1069
Direct Observation of Virtual Electrode Formation By Spectromicroscopy

Wednesday, May 14, 2014: 08:40
Floridian Ballroom J, Lobby Level (Hilton Orlando Bonnet Creek)
D. A. Siegel, F. El Gabaly, N. Bartelt, and K. F. McCarty (Sandia National Laboratories)
Novel electrochemical solutions to problems in energy storage and transportation can drive renewable energy to become an economically viable alternative to fossil fuels.  In many electrochemical systems, the behavior of a device can be fundamentally limited by the surface area of a triple phase boundary, the boundary region where a gas-phase species, electrode, and electrolyte coincide.  When the electrode is an ionic insulator the triple phase boundary is typically a one-dimensional boundary with nanometer-scale thickness: ions cannot transport through the electrode, while electrons cannot be transported through the electrolyte.

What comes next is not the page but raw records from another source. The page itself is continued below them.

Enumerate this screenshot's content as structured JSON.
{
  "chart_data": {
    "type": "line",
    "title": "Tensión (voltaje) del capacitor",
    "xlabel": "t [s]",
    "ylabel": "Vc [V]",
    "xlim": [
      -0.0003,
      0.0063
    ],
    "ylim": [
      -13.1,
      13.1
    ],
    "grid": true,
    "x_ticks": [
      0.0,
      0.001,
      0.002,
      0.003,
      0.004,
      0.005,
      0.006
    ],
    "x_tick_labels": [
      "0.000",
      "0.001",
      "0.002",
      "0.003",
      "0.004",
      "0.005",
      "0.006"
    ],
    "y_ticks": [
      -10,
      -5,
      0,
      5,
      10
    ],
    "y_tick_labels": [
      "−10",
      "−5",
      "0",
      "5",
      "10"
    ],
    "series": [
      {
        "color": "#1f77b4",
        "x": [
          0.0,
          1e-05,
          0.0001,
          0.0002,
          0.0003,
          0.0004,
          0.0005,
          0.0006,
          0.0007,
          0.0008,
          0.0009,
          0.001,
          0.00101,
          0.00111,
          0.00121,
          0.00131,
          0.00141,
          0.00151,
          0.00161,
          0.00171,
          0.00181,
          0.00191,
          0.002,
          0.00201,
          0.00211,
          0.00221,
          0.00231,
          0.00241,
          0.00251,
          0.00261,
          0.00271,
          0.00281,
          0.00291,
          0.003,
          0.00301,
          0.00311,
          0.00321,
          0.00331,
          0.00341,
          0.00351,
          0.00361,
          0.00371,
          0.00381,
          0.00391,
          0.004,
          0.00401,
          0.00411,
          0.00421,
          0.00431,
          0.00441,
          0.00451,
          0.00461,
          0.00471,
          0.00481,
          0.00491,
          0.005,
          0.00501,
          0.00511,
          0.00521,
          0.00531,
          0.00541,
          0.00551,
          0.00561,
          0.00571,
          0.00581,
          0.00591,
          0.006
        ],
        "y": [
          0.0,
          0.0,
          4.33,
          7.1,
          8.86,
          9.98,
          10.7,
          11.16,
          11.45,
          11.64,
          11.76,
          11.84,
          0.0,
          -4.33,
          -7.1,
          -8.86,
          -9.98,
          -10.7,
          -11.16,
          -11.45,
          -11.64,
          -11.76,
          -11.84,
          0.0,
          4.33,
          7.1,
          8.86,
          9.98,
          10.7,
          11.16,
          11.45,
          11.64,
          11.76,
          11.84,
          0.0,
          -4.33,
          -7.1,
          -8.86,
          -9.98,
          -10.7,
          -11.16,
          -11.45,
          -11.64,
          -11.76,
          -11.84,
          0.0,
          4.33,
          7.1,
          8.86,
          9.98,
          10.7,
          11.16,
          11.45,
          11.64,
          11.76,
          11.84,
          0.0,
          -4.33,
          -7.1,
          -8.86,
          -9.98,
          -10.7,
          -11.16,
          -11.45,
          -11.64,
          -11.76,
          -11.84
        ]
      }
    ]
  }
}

Here we present direct experimental measurements of a novel electrolyte-to-electrode transition with photoemission electron microscopy, and observe that the surface of an ionically conductive, electronically insulative solid oxide electrolyte undergoes a transition into a mixed electron-ion conductor in the vicinity of a metal electrode.  Our direct experimental measurements allow us to characterize this system and address the mechanisms of ionic reactions and transport through comparisons with theoretical modeling to provide us with a physical picture of the processes involved.

Our results provide insight into one of the mechanisms of ion transport in an electrochemical cell that may be generalizable to other systems.